Key findings from the baseline evaluation:

  • Test Splits (Energy/Force MAE): Models trained on the full OMol25 dataset significantly outperform models trained on the 4M subset. Conserving models (gradient of energy) generally outperform direct force prediction models. Larger models (eSEN-md vs eSEN-sm) show improved performance. Performance varies across different OOD splits, with reactivity and COD (experimental structures) being the most challenging, and OOD compositions and metal-ligand pairs having lower errors.
  • Neutral Split: On the charge-neutral, singlet subset, eSEN-sm outperforms MACE in both energy and force prediction.
  • Evaluations:
    • Ligand Strain & Conformers: Models show good performance on predicting relative energies and structures of conformers, generally within chemical accuracy (\sim43 meV).
    • Protonation: More challenging than conformers, with higher ΔE\Delta E errors (26-52 meV MAE for models on the 'All' dataset), but structures are reasonably well-predicted (RMSD \leq 0.25).
    • IE/EA and Spin Gap: These tasks proved particularly challenging, with large ΔE\Delta E errors (264-597 meV MAE for models on the 'All' dataset) and high force errors, indicating significant limitations in current models' ability to accurately describe different charge and spin states.
    • Distance Scaling: Performance is reasonable in the short-range regime but degrades significantly in the long-range regime, especially for energy predictions, highlighting the absence of explicit long-range interaction treatment in the baseline models.
  • Wiggle150: Baseline models trained on OMol25 show errors against the CCSD(T)/CBS reference comparable to or better than highly accurate DFT functionals (like ω\omegaB97M-V) benchmarked in the original Wiggle150 paper, demonstrating strong performance on strained organic conformers.

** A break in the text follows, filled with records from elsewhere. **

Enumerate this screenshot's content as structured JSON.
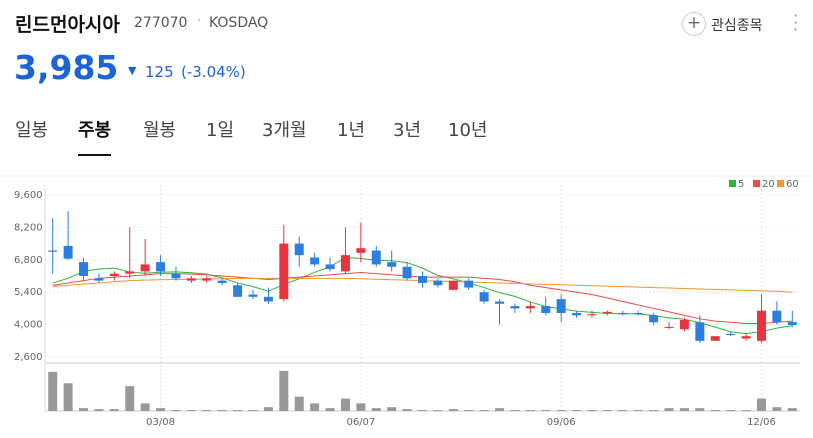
{
  "header": {
    "name": "린드먼아시아",
    "code": "277070",
    "market": "KOSDAQ",
    "watch_button": "관심종목",
    "price": "3,985",
    "change": "125",
    "change_pct": "(-3.04%)"
  },
  "tabs": {
    "items": [
      "일봉",
      "주봉",
      "월봉",
      "1일",
      "3개월",
      "1년",
      "3년",
      "10년"
    ],
    "selected": 1
  },
  "chart_data": {
    "type": "candlestick",
    "ylim": [
      2600,
      9600
    ],
    "yticks": [
      {
        "value": 2600,
        "label": "2,600"
      },
      {
        "value": 4000,
        "label": "4,000"
      },
      {
        "value": 5400,
        "label": "5,400"
      },
      {
        "value": 6800,
        "label": "6,800"
      },
      {
        "value": 8200,
        "label": "8,200"
      },
      {
        "value": 9600,
        "label": "9,600"
      }
    ],
    "xlim": [
      -0.5,
      48.5
    ],
    "xticks": [
      {
        "value": 7,
        "label": "03/08"
      },
      {
        "value": 20,
        "label": "06/07"
      },
      {
        "value": 33,
        "label": "09/06"
      },
      {
        "value": 46,
        "label": "12/06"
      }
    ],
    "up_color": "#e8343f",
    "down_color": "#2a7fe0",
    "open": [
      7200,
      7400,
      6700,
      6000,
      6100,
      6200,
      6300,
      6700,
      6200,
      5900,
      5900,
      5900,
      5700,
      5300,
      5200,
      5100,
      7500,
      6900,
      6600,
      6300,
      7100,
      7200,
      6700,
      6500,
      6100,
      5900,
      5500,
      5900,
      5400,
      5000,
      4800,
      4700,
      4800,
      5100,
      4500,
      4400,
      4500,
      4500,
      4500,
      4400,
      3900,
      3800,
      4100,
      3300,
      3600,
      3400,
      3300,
      4600,
      4110
    ],
    "high": [
      8600,
      8900,
      6900,
      6200,
      6300,
      8200,
      7700,
      7000,
      6500,
      6100,
      6100,
      6000,
      5800,
      5500,
      5600,
      8300,
      7800,
      7100,
      6900,
      8200,
      8400,
      7400,
      7200,
      6700,
      6300,
      6000,
      5900,
      6000,
      5500,
      5100,
      4900,
      5000,
      5200,
      5300,
      4600,
      4600,
      4600,
      4600,
      4600,
      4500,
      4100,
      4300,
      4400,
      3500,
      3700,
      3600,
      5300,
      5000,
      4600
    ],
    "low": [
      6200,
      6800,
      5900,
      5800,
      5900,
      6000,
      6100,
      6100,
      5900,
      5800,
      5800,
      5700,
      5200,
      5100,
      4900,
      5000,
      6500,
      6500,
      6300,
      6200,
      6700,
      6500,
      6300,
      5900,
      5600,
      5600,
      5500,
      5500,
      4900,
      4000,
      4500,
      4500,
      4400,
      4100,
      4300,
      4300,
      4400,
      4400,
      4400,
      4000,
      3800,
      3700,
      3200,
      3300,
      3500,
      3300,
      3200,
      4000,
      3900
    ],
    "close": [
      7150,
      6850,
      6100,
      5900,
      6200,
      6300,
      6600,
      6300,
      6000,
      6000,
      6000,
      5800,
      5200,
      5200,
      5000,
      7500,
      7000,
      6600,
      6400,
      7000,
      7300,
      6600,
      6500,
      6000,
      5800,
      5700,
      5900,
      5600,
      5000,
      4900,
      4700,
      4800,
      4500,
      4500,
      4400,
      4450,
      4550,
      4450,
      4450,
      4100,
      3900,
      4200,
      3300,
      3500,
      3550,
      3500,
      4600,
      4100,
      3985
    ],
    "series": [
      {
        "name": "5",
        "color": "#2fb33f",
        "values": [
          5800,
          6000,
          6300,
          6400,
          6440,
          6270,
          6220,
          6260,
          6280,
          6240,
          6180,
          6020,
          5800,
          5640,
          5440,
          5740,
          5980,
          6260,
          6500,
          6900,
          6860,
          6780,
          6760,
          6680,
          6440,
          6120,
          5980,
          5800,
          5600,
          5380,
          5220,
          4980,
          4780,
          4680,
          4580,
          4530,
          4480,
          4470,
          4460,
          4400,
          4290,
          4230,
          4080,
          3890,
          3690,
          3610,
          3690,
          3850,
          3950
        ]
      },
      {
        "name": "20",
        "color": "#ee4b4b",
        "values": [
          5700,
          5800,
          5900,
          6000,
          6050,
          6100,
          6150,
          6200,
          6200,
          6180,
          6150,
          6100,
          6050,
          6000,
          5950,
          6000,
          6050,
          6100,
          6150,
          6200,
          6250,
          6200,
          6150,
          6100,
          6050,
          6050,
          6050,
          6050,
          6000,
          5950,
          5850,
          5700,
          5600,
          5500,
          5400,
          5300,
          5150,
          5000,
          4850,
          4700,
          4550,
          4400,
          4250,
          4150,
          4100,
          4050,
          4050,
          4100,
          4150
        ]
      },
      {
        "name": "60",
        "color": "#f0962e",
        "values": [
          5650,
          5700,
          5750,
          5800,
          5850,
          5900,
          5920,
          5940,
          5950,
          5960,
          5970,
          5980,
          5990,
          6000,
          6000,
          6000,
          6000,
          6000,
          6000,
          6000,
          5980,
          5960,
          5940,
          5920,
          5900,
          5880,
          5860,
          5840,
          5820,
          5800,
          5780,
          5760,
          5740,
          5720,
          5700,
          5680,
          5660,
          5640,
          5620,
          5600,
          5580,
          5560,
          5540,
          5520,
          5500,
          5480,
          5460,
          5440,
          5400
        ]
      }
    ],
    "volume_color": "#999999",
    "volume_ylim": [
      0,
      45
    ],
    "volume": [
      41,
      29,
      3,
      2,
      2,
      26,
      8,
      3,
      1,
      1,
      1,
      1,
      1,
      1,
      4,
      42,
      15,
      8,
      3,
      13,
      8,
      3,
      4,
      2,
      1,
      1,
      2,
      1,
      1,
      3,
      1,
      1,
      1,
      1,
      1,
      1,
      1,
      1,
      1,
      1,
      3,
      3,
      3,
      1,
      1,
      1,
      13,
      4,
      3
    ]
  }
}
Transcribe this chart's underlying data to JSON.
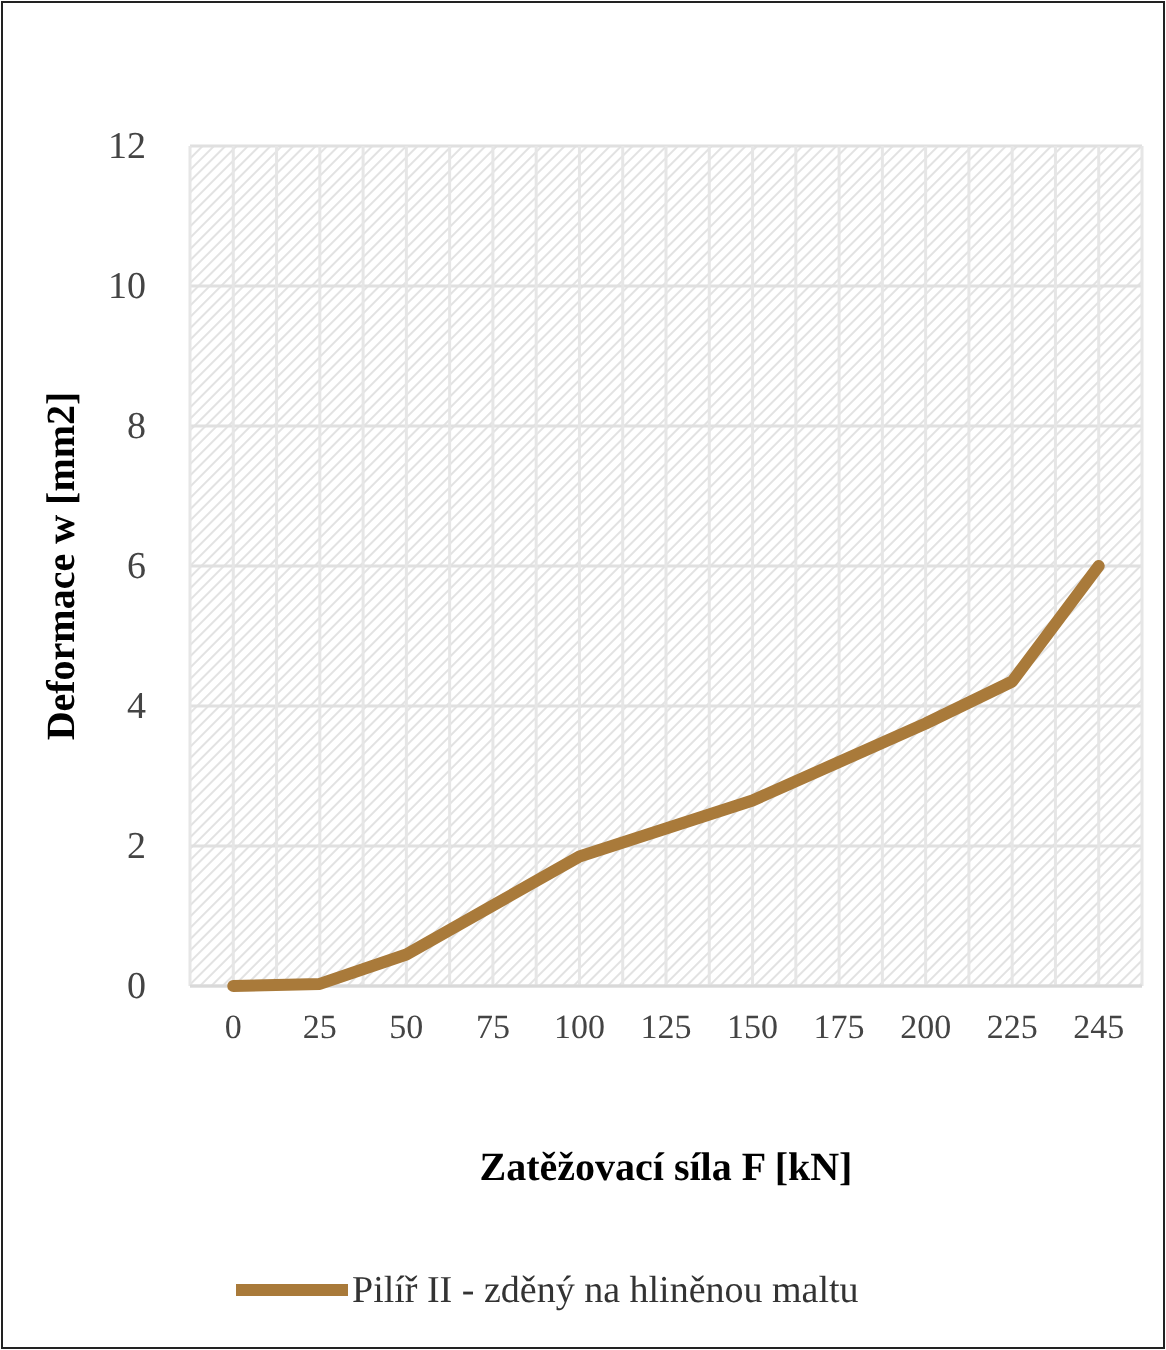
{
  "chart_data": {
    "type": "line",
    "xlabel": "Zatěžovací síla F [kN]",
    "ylabel": "Deformace w [mm2]",
    "categories": [
      "0",
      "25",
      "50",
      "75",
      "100",
      "125",
      "150",
      "175",
      "200",
      "225",
      "245"
    ],
    "series": [
      {
        "name": "Pilíř II - zděný na hliněnou maltu",
        "color": "#a97a3a",
        "values": [
          0,
          0.03,
          0.45,
          1.15,
          1.85,
          2.25,
          2.65,
          3.2,
          3.75,
          4.35,
          6.0
        ]
      }
    ],
    "ylim": [
      0,
      12
    ],
    "yticks": [
      0,
      2,
      4,
      6,
      8,
      10,
      12
    ],
    "grid": true,
    "legend": "bottom",
    "marker": "none",
    "line_style": "solid"
  }
}
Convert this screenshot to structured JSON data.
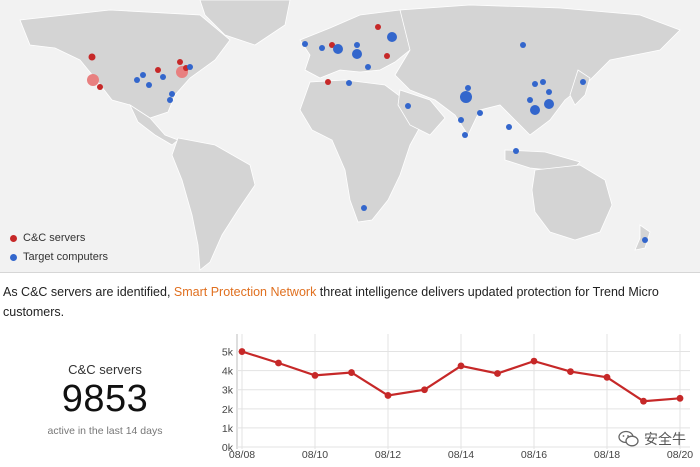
{
  "legend": {
    "cc_label": "C&C servers",
    "target_label": "Target computers",
    "cc_color": "#c62828",
    "target_color": "#3366cc"
  },
  "description": {
    "before": "As C&C servers are identified, ",
    "link": "Smart Protection Network",
    "after": " threat intelligence delivers updated protection for Trend Micro customers."
  },
  "stat": {
    "title": "C&C servers",
    "value": "9853",
    "subtitle": "active in the last 14 days"
  },
  "watermark": {
    "text": "安全牛",
    "icon": "wechat-icon"
  },
  "chart_data": {
    "type": "line",
    "title": "",
    "xlabel": "",
    "ylabel": "",
    "x": [
      "08/08",
      "08/09",
      "08/10",
      "08/11",
      "08/12",
      "08/13",
      "08/14",
      "08/15",
      "08/16",
      "08/17",
      "08/18",
      "08/19",
      "08/20"
    ],
    "x_tick_labels": [
      "08/08",
      "08/10",
      "08/12",
      "08/14",
      "08/16",
      "08/18",
      "08/20"
    ],
    "y_tick_labels": [
      "0k",
      "1k",
      "2k",
      "3k",
      "4k",
      "5k"
    ],
    "ylim": [
      0,
      5500
    ],
    "grid": true,
    "series": [
      {
        "color": "#c62828",
        "values": [
          5000,
          4400,
          3750,
          3900,
          2700,
          3000,
          4250,
          3850,
          4500,
          3950,
          3650,
          2400,
          2550
        ]
      }
    ]
  }
}
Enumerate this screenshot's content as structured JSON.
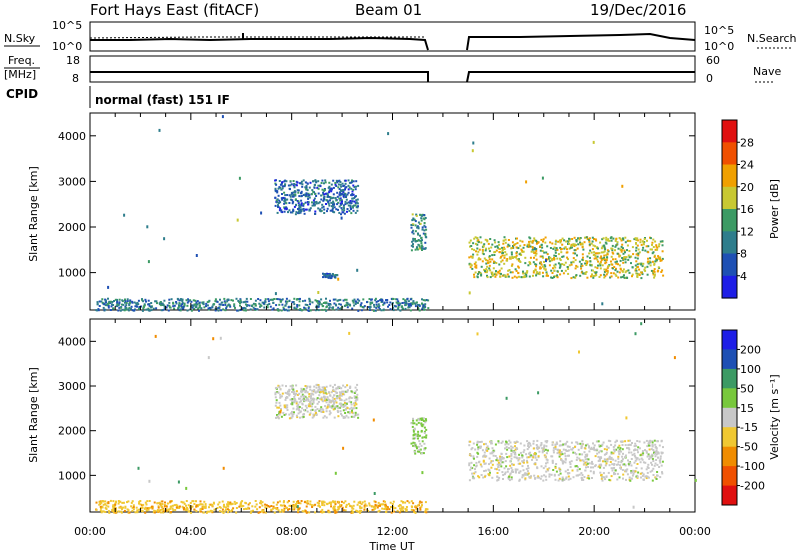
{
  "header": {
    "station": "Fort Hays East (fitACF)",
    "beam": "Beam 01",
    "date": "19/Dec/2016"
  },
  "noise_panel": {
    "left_label": "N.Sky",
    "right_label": "N.Search",
    "left_ticks": [
      "10^5",
      "10^0"
    ],
    "right_ticks": [
      "10^5",
      "10^0"
    ]
  },
  "freq_panel": {
    "left_label_1": "Freq.",
    "left_label_2": "[MHz]",
    "right_label": "Nave",
    "left_ticks": [
      "18",
      "8"
    ],
    "right_ticks": [
      "60",
      "0"
    ]
  },
  "cpid_panel": {
    "label": "CPID",
    "mode": "normal (fast) 151 IF"
  },
  "x_axis": {
    "label": "Time UT",
    "ticks": [
      "00:00",
      "04:00",
      "08:00",
      "12:00",
      "16:00",
      "20:00",
      "00:00"
    ]
  },
  "chart_data": [
    {
      "type": "heatmap",
      "title": "",
      "xlabel": "Time UT",
      "ylabel": "Slant Range [km]",
      "xlim": [
        0,
        24
      ],
      "ylim": [
        180,
        4500
      ],
      "y_ticks": [
        "1000",
        "2000",
        "3000",
        "4000"
      ],
      "colorbar": {
        "label": "Power [dB]",
        "ticks": [
          "4",
          "8",
          "12",
          "16",
          "20",
          "24",
          "28"
        ],
        "colors": [
          "#1e1ee6",
          "#1e50b4",
          "#2e7d8c",
          "#3c9a64",
          "#c8c832",
          "#f0a000",
          "#f05000",
          "#e01010"
        ]
      },
      "data_gaps_hours": [
        [
          13.5,
          15.0
        ]
      ],
      "regions": [
        {
          "t_start": 7.3,
          "t_end": 10.6,
          "range_start": 2300,
          "range_end": 3050,
          "level_dB": 8
        },
        {
          "t_start": 9.2,
          "t_end": 9.8,
          "range_start": 900,
          "range_end": 1000,
          "level_dB": 8
        },
        {
          "t_start": 12.7,
          "t_end": 13.3,
          "range_start": 1500,
          "range_end": 2300,
          "level_dB": 12
        },
        {
          "t_start": 15.0,
          "t_end": 22.7,
          "range_start": 900,
          "range_end": 1800,
          "level_dB": 18
        },
        {
          "t_start": 0.2,
          "t_end": 13.4,
          "range_start": 180,
          "range_end": 450,
          "level_dB": 10
        }
      ]
    },
    {
      "type": "heatmap",
      "title": "",
      "xlabel": "Time UT",
      "ylabel": "Slant Range [km]",
      "xlim": [
        0,
        24
      ],
      "ylim": [
        180,
        4500
      ],
      "y_ticks": [
        "1000",
        "2000",
        "3000",
        "4000"
      ],
      "colorbar": {
        "label": "Velocity [m s⁻¹]",
        "ticks": [
          "200",
          "100",
          "50",
          "15",
          "-15",
          "-50",
          "-100",
          "-200"
        ],
        "colors": [
          "#1e1ee6",
          "#1e50b4",
          "#3c9a64",
          "#78c83c",
          "#c8c8c8",
          "#f0c832",
          "#f08c00",
          "#f05000",
          "#e01010"
        ]
      },
      "data_gaps_hours": [
        [
          13.5,
          15.0
        ]
      ],
      "regions": [
        {
          "t_start": 7.3,
          "t_end": 10.6,
          "range_start": 2300,
          "range_end": 3050,
          "velocity_ms": 0
        },
        {
          "t_start": 12.7,
          "t_end": 13.3,
          "range_start": 1500,
          "range_end": 2300,
          "velocity_ms": 20
        },
        {
          "t_start": 15.0,
          "t_end": 22.7,
          "range_start": 900,
          "range_end": 1800,
          "velocity_ms": 0
        },
        {
          "t_start": 0.2,
          "t_end": 13.4,
          "range_start": 180,
          "range_end": 450,
          "velocity_ms": -40
        }
      ]
    }
  ]
}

Outlook and Future Directions

The authors acknowledge that OMol25, despite its scale and diversity, still has gaps (e.g., radioactive elements, polymers, limited coverage of specific classes). The baseline results show that while current models achieve strong performance on average energy/force prediction and some evaluation tasks, there are significant challenges remaining, particularly for predicting IE/EA, spin gaps, and long-range interactions. The dataset includes partial charge and spin data to encourage development in these areas. Future work will include releasing additional computed properties (multipole moments, densities) and developing new evaluations (free energy, reactivity path optimization, Hessians, spectroscopic properties). A public leaderboard is planned to foster community innovation.

In conclusion, OMol25 provides a massive, high-quality, and diverse dataset for training MLIPs for molecular chemistry, along with a challenging set of evaluations and baseline models. The open release of this resource aims to accelerate the development of next-generation ML models capable of achieving DFT accuracy across a broad range of chemical problems.